Em junho de 2010, o médico congolês Denis Mukwege, ganhador do Prêmio Nobel da Paz nesta sexta-feira, desembarcou em Porto Alegre para participar do Fronteiras do Pensamento e foi logo avisando: "Sou do Grêmio".
Poucos entenderam aquele inesperado arroubo tricolor do africano. Mas Mukwege, em várias ocasiões durante a viagem, repetia: "Sou do Grêmio".
Tratava se de uma pegadinha de um amigo, o cirurgião plástico gaúcho Milton Paulo de Oliveira. Eles haviam se conhecido dois anos antes na República Democrática do Congo, quando Milton participou de uma missão humanitária pela organização Smile Train. Na ocasião, o gaúcho ajudava crianças a voltar a sorrir, dedicando-se a cirurgias de reconstituição de lábios de portadores de fissura labiopalatina, conhecido como lábio leporino.
Foi quando conheceu Mukwege. Impressionado com o trabalho do médico congolês, maior especialista do mundo em reparação interna de genitais femininos, o gaúcho tratou de tentar trazê-lo a Porto Alegre. Quando a vinda se confirmou, Milton, que é gremista, deu um conselho:
— Olha, lá em Porto Alegre, nós não temos uma guerra, não é o Congo. Mas também há uma disputa. Quando tu chegares lá, tens de dizer que és do Grêmio.
Mukwege seguiu a dica ao desembarcar no aeroporto Salgado Filho e foi logo tascando um "sou do Grêmio" por onde andava nos quatro dias em que visitou a Capital, para orgulho de Milton e frustração de seus amigos colorados.
Além da conferência no Fronteiras, Mukwege visitou hospitais São Lucas, da PUCRS, e instalações da UFRGS, além da Vila Fátima, onde conheceu o trabalho de equipes de saúde.
— Ele ficou muito impressionado não com a tecnologia, mas como a proximidade entre médicos e pacientes — contou Milton à coluna, nesta sexta-feira, feliz com a notícia do anúncio do nome do amigo como Nobel da Paz pelo comitê sueco encarregado da láurea.
Naqueles dias em Porto Alegre, Mukwege comeu churrasco na casa da família do colega gaúcho.
— Ele não sabia o que era churrasco.

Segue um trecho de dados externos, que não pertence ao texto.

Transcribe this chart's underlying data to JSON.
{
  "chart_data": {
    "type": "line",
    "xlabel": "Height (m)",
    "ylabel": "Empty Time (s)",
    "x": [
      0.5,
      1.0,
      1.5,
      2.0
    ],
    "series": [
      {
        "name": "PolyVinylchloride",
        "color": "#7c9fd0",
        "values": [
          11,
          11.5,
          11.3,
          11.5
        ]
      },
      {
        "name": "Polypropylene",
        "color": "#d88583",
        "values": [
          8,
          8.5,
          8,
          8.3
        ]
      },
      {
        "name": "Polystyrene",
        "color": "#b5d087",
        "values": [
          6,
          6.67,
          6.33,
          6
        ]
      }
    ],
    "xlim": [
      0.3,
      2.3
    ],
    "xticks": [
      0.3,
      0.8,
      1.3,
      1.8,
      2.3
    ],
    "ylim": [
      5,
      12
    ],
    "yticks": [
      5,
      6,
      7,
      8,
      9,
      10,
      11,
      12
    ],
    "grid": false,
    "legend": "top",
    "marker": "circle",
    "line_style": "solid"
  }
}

Dizia "barbecue" (churrasco, em inglês). Eu disse: "Não é barbecue, é outra coisa" — brincou Milton.
Os dois conversaram na segunda-feira passada, por e-mail. Milton estava na expectativa de que o amigo fosse anunciado como Nobel da Paz. Mukwege reagiu da forma simples que lhe é característica.
— Seja como foi, não vou mudar. Continuarei sendo quem sou — disse.
O amigo gaúcho destaca que o congolês acredita na "a multiplicação de vozes" como forma de sensibilização dos africanos e da comunidade internacional para a situação de guerra no Congo e na proteção aos direitos e à dignidade de milhares de mulheres congolesas. Mukwege é um crítico das missões humanitárias no continente, que, segundo ele, reforçam o assistencialismo e dificultam que as populações andem com suas próprias pernas. Ele costuma repetir um mantra:
— A África não precisa de dinheiro. Precisa de respeito.